Mr. Jones, as you are informed, as his attending physician, has a CAUTI. The news comes by imperious email expecting your comments and action. Mr. Jones is a tetraplegic patient admitted through the ER with a very obvious left leg cellulitis, the most likely cause for his 101 °F fever. His bladder is managed by an indwelling transurethral catheter, as he had a prior sphincterotomy and was fed up with urinary incontinence. A urine culture for ‘dirty’ looking urine was ordered by the ER. He does not have any urinary symptoms, or changes in urinary symptoms or signs. The catheter is changed regularly and well maintained with no apparent complications. The ER urine culture is positive for a growth of E. coli and K.pneumoniae with 105 CFU/ml, which are MRDOs. Antibiotic treatment would require IV antibiotics.
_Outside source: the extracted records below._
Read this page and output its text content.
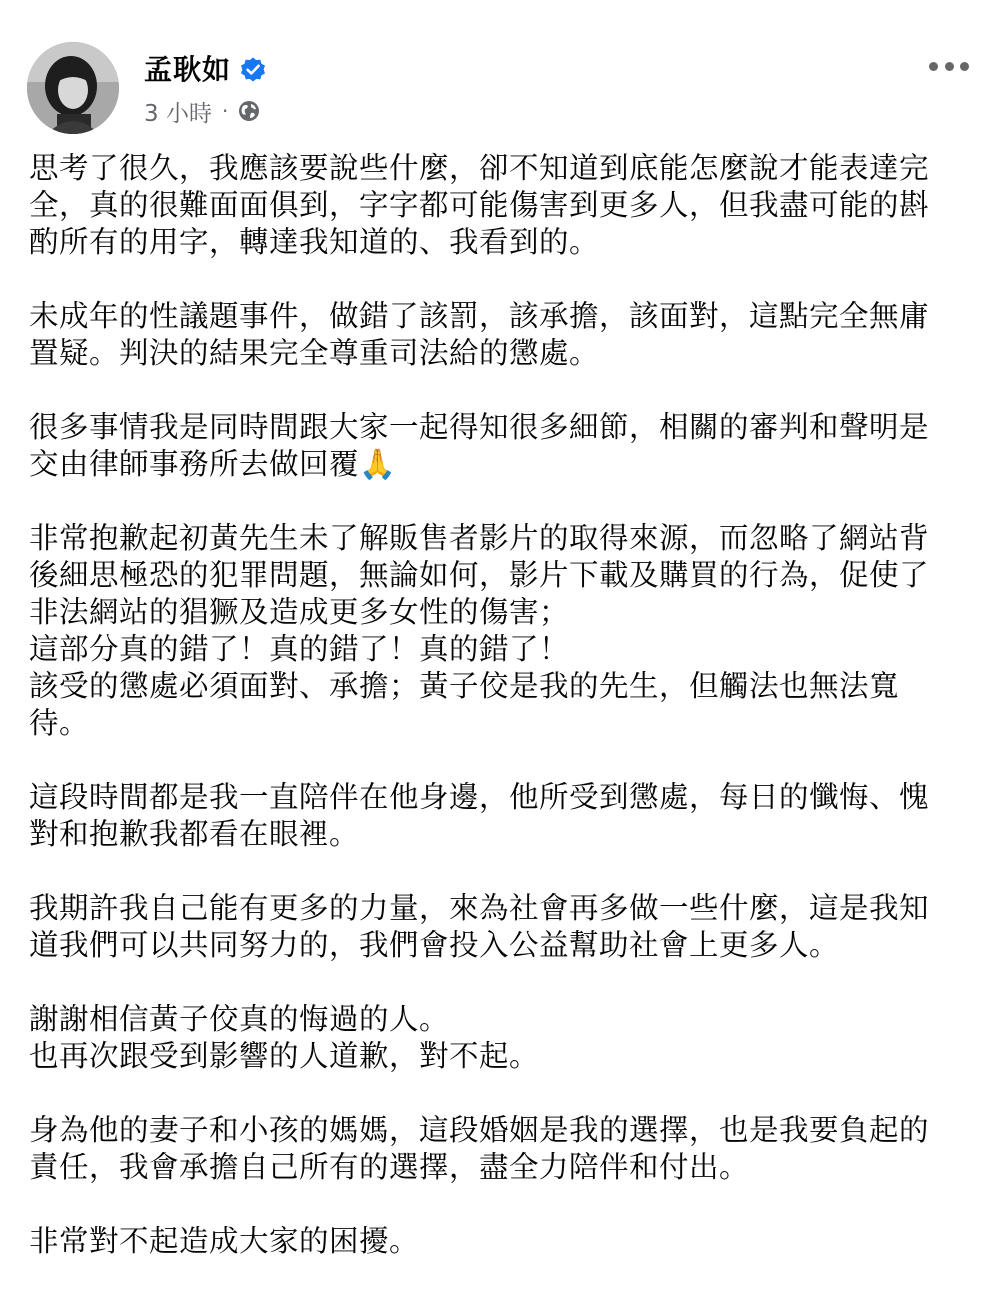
孟耿如
3 小時 ·

思考了很久，我應該要說些什麼，卻不知道到底能怎麼說才能表達完
全，真的很難面面俱到，字字都可能傷害到更多人，但我盡可能的斟
酌所有的用字，轉達我知道的、我看到的。

未成年的性議題事件，做錯了該罰，該承擔，該面對，這點完全無庸
置疑。判決的結果完全尊重司法給的懲處。

很多事情我是同時間跟大家一起得知很多細節，相關的審判和聲明是
交由律師事務所去做回覆🙏

非常抱歉起初黃先生未了解販售者影片的取得來源，而忽略了網站背
後細思極恐的犯罪問題，無論如何，影片下載及購買的行為，促使了
非法網站的猖獗及造成更多女性的傷害；
這部分真的錯了！真的錯了！真的錯了！
該受的懲處必須面對、承擔；黃子佼是我的先生，但觸法也無法寬
待。

這段時間都是我一直陪伴在他身邊，他所受到懲處，每日的懺悔、愧
對和抱歉我都看在眼裡。

我期許我自己能有更多的力量，來為社會再多做一些什麼，這是我知
道我們可以共同努力的，我們會投入公益幫助社會上更多人。

謝謝相信黃子佼真的悔過的人。
也再次跟受到影響的人道歉，對不起。

身為他的妻子和小孩的媽媽，這段婚姻是我的選擇，也是我要負起的
責任，我會承擔自己所有的選擇，盡全力陪伴和付出。

非常對不起造成大家的困擾。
This is a hypothetical scenario for illustration purposes. Clinical diagnosis of UTI in SCI patients requires symptoms, this has been the standard in urology and rehabilitation medicine for several years [1,2,3,4].

Mr. Jones should not be treated for a UTI, as he has asymptomatic bacteriuria. Treating asymptomatic bacteriuria would lead to more resistant organisms, secondary complications of the antibiotic administration and likely secondary courses of antibiotics in a vain attempt to ‘clear' the infection and obtain a sterile urine result, which due to the indwelling catheter, is unlikely to happen.

The problem is that Mr. Jones does not have a clinical UTI. Unfortunately, the NHSN guideline definition [5] for a CAUTI is met and thus the hospital infection control personnel assign a CAUTI to Mr. Jones, as he has a fever and a positive urine culture with an indwelling transurethral catheter. The importance of this administrative assignment of CAUTI to Mr. Jones, is that it affects the hospital’s standing, in terms of HAIs and other surveillance metrics that are used to determine quality-of-care delivery and reimbursement.

Dr. Davis’s case series illustrates the fallout from trying to decrease the CAUTI rates in hospital systems. Nursing services have pushed through protocols to remove urinary catheters early, which while laudable, and often appropriate, can, in special circumstances (as described in this case series), be dangerous to the patient with serious repercussions. This is clearly not the intent or the desired outcome of the protocols, which are designed to avoid inappropriate CAUTI assignments.

Interestingly, if all of Dr. Davis’s patients had been converted into a suprapubic catheter management, earlier, or had an incontinent ileovesicostomy, then CAUTI could not be applied to his patients, as the definitions would not meet the NHSN guidelines to administratively assign a CAUTI by the hospital infection control. While SP indwelling catheters avoid the ugly- looking traumatic hypospadias in male patients or the disastrous bladder neck erosion in female patients, these patients can and do get symptomatic UTIs (cystitis and pyelonephritis). However, these do not count for CAUTI, which they clearly are. The CDC should consider revision of the CAUTI guideline definitions to allow for these special circumstances.